Going solo against teams of 3 forced absolute prioritization. I chose to build 4 focused services rather than one monolithic app — this let me test each service independently and iterate faster without the coordination overhead that teams face.
Qwen3-4B is a beast for its size via Ollama — the GGUF Q4_K_M quantization runs on consumer hardware while maintaining strong instruction-following. Combined with the 15K context window and strict factuality prompts, it answers insurance questions accurately without hallucinating.
FlashRank re-ranking was the biggest accuracy win after data quality.
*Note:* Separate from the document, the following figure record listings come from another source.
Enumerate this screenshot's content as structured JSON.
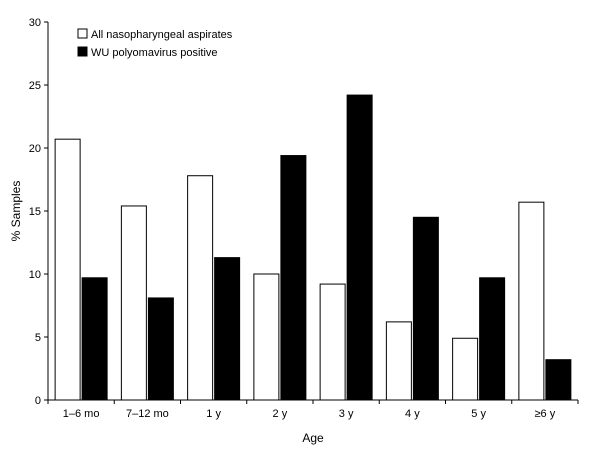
{
  "chart_data": {
    "type": "bar",
    "categories": [
      "1–6 mo",
      "7–12 mo",
      "1 y",
      "2 y",
      "3 y",
      "4 y",
      "5 y",
      "≥6 y"
    ],
    "series": [
      {
        "name": "All nasopharyngeal aspirates",
        "color": "#ffffff",
        "values": [
          20.7,
          15.4,
          17.8,
          10.0,
          9.2,
          6.2,
          4.9,
          15.7
        ]
      },
      {
        "name": "WU polyomavirus positive",
        "color": "#000000",
        "values": [
          9.7,
          8.1,
          11.3,
          19.4,
          24.2,
          14.5,
          9.7,
          3.2
        ]
      }
    ],
    "xlabel": "Age",
    "ylabel": "% Samples",
    "ylim": [
      0,
      30
    ],
    "yticks": [
      0,
      5,
      10,
      15,
      20,
      25,
      30
    ],
    "grid": false,
    "legend_position": "top-left"
  }
}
The difference between naive vector search and re-ranked results was dramatic — it eliminated the 'right category, wrong product' failure mode that plagued early iterations.
Docker Compose per service is the solo developer's secret weapon for hackathons. Each service has its own docker-compose.yml, which means I could demo any subset of the system even if other parts were still in development.